Top news of the day from across the health care landscape.
On Friday, the White House released a 30-page white paper outlining strategies to lower drug costs through reforms to Medicare and Medicaid. The plan, which also seeks to expedite drug approvals while spurring innovation and competition, was met with mixed reviews. "Despite promises to drastically lower prices, the mix of proposed changes does not appear likely to do so, even though there are some constructive proposals," John Rother, CEO of the advocacy group National Coalition on Health Care, told ABC News. The proposal includes measures such as reviving Medicaid rules to remove incentivizes for manufacturers to inflate drug costs, requiring insurers to share manufacturer drug rebates with patients, and altering the rule that requires the Medicare prescription program to cover at least 2 different medications across each drug class, according to ABC News. "And prices will come down substantially," President Donald Trump said in the ABC report. "Watch."

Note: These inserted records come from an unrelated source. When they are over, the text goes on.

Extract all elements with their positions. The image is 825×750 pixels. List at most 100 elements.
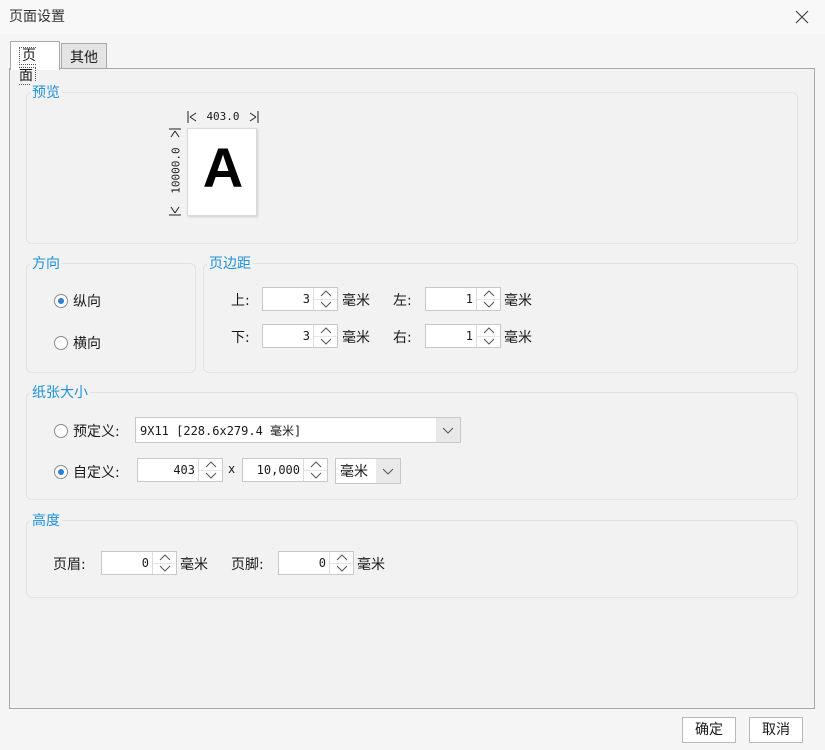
close-icon <box>795 10 809 24</box>
predefined-paper-value: 9X11 [228.6x279.4 毫米] <box>140 424 302 438</box>
margin-right-stepper[interactable]: 1 <box>425 324 501 348</box>
chevron-down-icon <box>382 468 394 475</box>
margin-top-stepper[interactable]: 3 <box>262 287 338 311</box>
chevron-up-icon <box>320 327 331 334</box>
margin-bottom-unit: 毫米 <box>342 330 370 346</box>
paper-unit-value: 毫米 <box>340 464 368 480</box>
preview-width-label: 403.0 <box>206 110 240 123</box>
chevron-down-icon <box>320 338 331 345</box>
header-height-stepper[interactable]: 0 <box>101 551 177 575</box>
header-height-decrement[interactable] <box>153 564 176 575</box>
custom-radio-indicator <box>54 465 68 479</box>
preview-title: 预览 <box>30 82 62 102</box>
portrait-radio-indicator <box>54 294 68 308</box>
margin-bottom-stepper[interactable]: 3 <box>262 324 338 348</box>
header-height-increment[interactable] <box>153 552 176 564</box>
paper-size-title: 纸张大小 <box>30 382 90 402</box>
margin-left-increment[interactable] <box>477 288 500 300</box>
margin-left-value[interactable]: 1 <box>426 288 476 310</box>
footer-height-stepper[interactable]: 0 <box>278 551 354 575</box>
margins-group <box>203 263 798 373</box>
margin-right-label: 右: <box>393 330 412 346</box>
margin-right-unit: 毫米 <box>504 330 532 346</box>
margin-top-unit: 毫米 <box>342 293 370 309</box>
ok-button[interactable]: 确定 <box>682 717 736 743</box>
margin-right-decrement[interactable] <box>477 337 500 348</box>
footer-unit: 毫米 <box>357 557 385 573</box>
header-height-value[interactable]: 0 <box>102 552 152 574</box>
predefined-label: 预定义: <box>73 424 120 440</box>
predefined-dropdown-button[interactable] <box>436 418 460 442</box>
paper-width-value[interactable]: 403 <box>138 459 198 481</box>
footer-height-value[interactable]: 0 <box>279 552 329 574</box>
title-bar: 页面设置 <box>0 0 825 34</box>
margin-top-increment[interactable] <box>314 288 337 300</box>
predefined-paper-select[interactable]: 9X11 [228.6x279.4 毫米] <box>135 417 461 443</box>
preview-height-label: 10000.0 <box>169 147 183 194</box>
chevron-down-icon <box>320 301 331 308</box>
chevron-up-icon <box>310 461 321 468</box>
paper-height-stepper[interactable]: 10,000 <box>242 458 328 482</box>
chevron-down-icon <box>442 427 454 434</box>
chevron-down-icon <box>159 565 170 572</box>
chevron-up-icon <box>205 461 216 468</box>
preview-letter: A <box>202 136 244 199</box>
margin-bottom-label: 下: <box>231 330 250 346</box>
margin-top-decrement[interactable] <box>314 300 337 311</box>
chevron-up-icon <box>320 290 331 297</box>
margin-bottom-value[interactable]: 3 <box>263 325 313 347</box>
chevron-up-icon <box>159 554 170 561</box>
chevron-up-icon <box>336 554 347 561</box>
footer-height-increment[interactable] <box>330 552 353 564</box>
margin-bottom-decrement[interactable] <box>314 337 337 348</box>
close-button[interactable] <box>791 6 813 28</box>
margins-title: 页边距 <box>207 253 253 273</box>
landscape-label: 横向 <box>73 336 101 352</box>
margin-right-value[interactable]: 1 <box>426 325 476 347</box>
margin-right-increment[interactable] <box>477 325 500 337</box>
predefined-radio[interactable]: 预定义: <box>54 421 120 441</box>
chevron-down-icon <box>205 472 216 479</box>
portrait-radio[interactable]: 纵向 <box>54 291 101 311</box>
paper-height-increment[interactable] <box>304 459 327 471</box>
portrait-label: 纵向 <box>73 294 101 310</box>
cancel-button[interactable]: 取消 <box>749 717 803 743</box>
landscape-radio-indicator <box>54 336 68 350</box>
preview-height-dimension: 10000.0 <box>166 128 184 216</box>
preview-page: A <box>187 128 257 216</box>
chevron-down-icon <box>483 301 494 308</box>
preview-group <box>26 92 798 244</box>
orientation-title: 方向 <box>30 253 62 273</box>
chevron-down-icon <box>310 472 321 479</box>
landscape-radio[interactable]: 横向 <box>54 333 101 353</box>
page-setup-dialog: 页面设置 页面 其他 预览 403.0 10000.0 A 方向 纵向 横向 页… <box>0 0 825 750</box>
paper-width-increment[interactable] <box>199 459 222 471</box>
margin-left-decrement[interactable] <box>477 300 500 311</box>
tab-page[interactable]: 页面 <box>10 41 60 85</box>
chevron-down-icon <box>483 338 494 345</box>
margin-top-label: 上: <box>231 293 250 309</box>
tab-other[interactable]: 其他 <box>61 43 107 69</box>
custom-radio[interactable]: 自定义: <box>54 462 120 482</box>
dimension-x-label: x <box>228 462 236 476</box>
chevron-up-icon <box>483 290 494 297</box>
footer-height-decrement[interactable] <box>330 564 353 575</box>
preview-width-dimension: 403.0 <box>187 109 259 125</box>
dialog-title: 页面设置 <box>9 9 65 25</box>
paper-height-decrement[interactable] <box>304 471 327 482</box>
paper-width-stepper[interactable]: 403 <box>137 458 223 482</box>
paper-width-decrement[interactable] <box>199 471 222 482</box>
margin-left-stepper[interactable]: 1 <box>425 287 501 311</box>
paper-size-group <box>26 392 798 500</box>
margin-left-label: 左: <box>393 293 412 309</box>
margin-left-unit: 毫米 <box>504 293 532 309</box>
margin-top-value[interactable]: 3 <box>263 288 313 310</box>
paper-unit-select[interactable]: 毫米 <box>335 458 401 484</box>
tab-other-label: 其他 <box>70 50 98 66</box>
margin-bottom-increment[interactable] <box>314 325 337 337</box>
footer-label: 页脚: <box>231 557 264 573</box>
unit-dropdown-button[interactable] <box>376 459 400 483</box>
header-label: 页眉: <box>53 557 86 573</box>
header-unit: 毫米 <box>180 557 208 573</box>
paper-height-value[interactable]: 10,000 <box>243 459 303 481</box>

The number of patients in the United States infected with a rare, deadly superbug recently reached 200, up from only 7 infections reported in 2016, according to Kaiser Health News. Candida auris typically enters the bloodstream through wounds, ventilators, or catheters and leaves patients whose health is compromised especially at risk, specifically those in hospitals and long-term care facilities, according to Kaiser. The report notes that C. auris, which acts similarly to a bacterial superbug, is easily transmitted through contact with contaminated surfaces or person to person. Approximately 40% of those infected with the bacteria have died. The current outbreak has mainly been centered in New York and New Jersey, with cases also reported in California, Illinois, and Florida, according to Kaiser.
President Trump’s budget proposal will include approximately $17 billion to combat the opioid epidemic, according to The Hill. The Department of Health and Human Services will receive $3 billion in 2018 and $10 billion for 2019 to expand prevention, treatment, recovery, and mental health services, The Hill reported. The funding follows Trump’s declaration of the epidemic as a public health emergency months ago.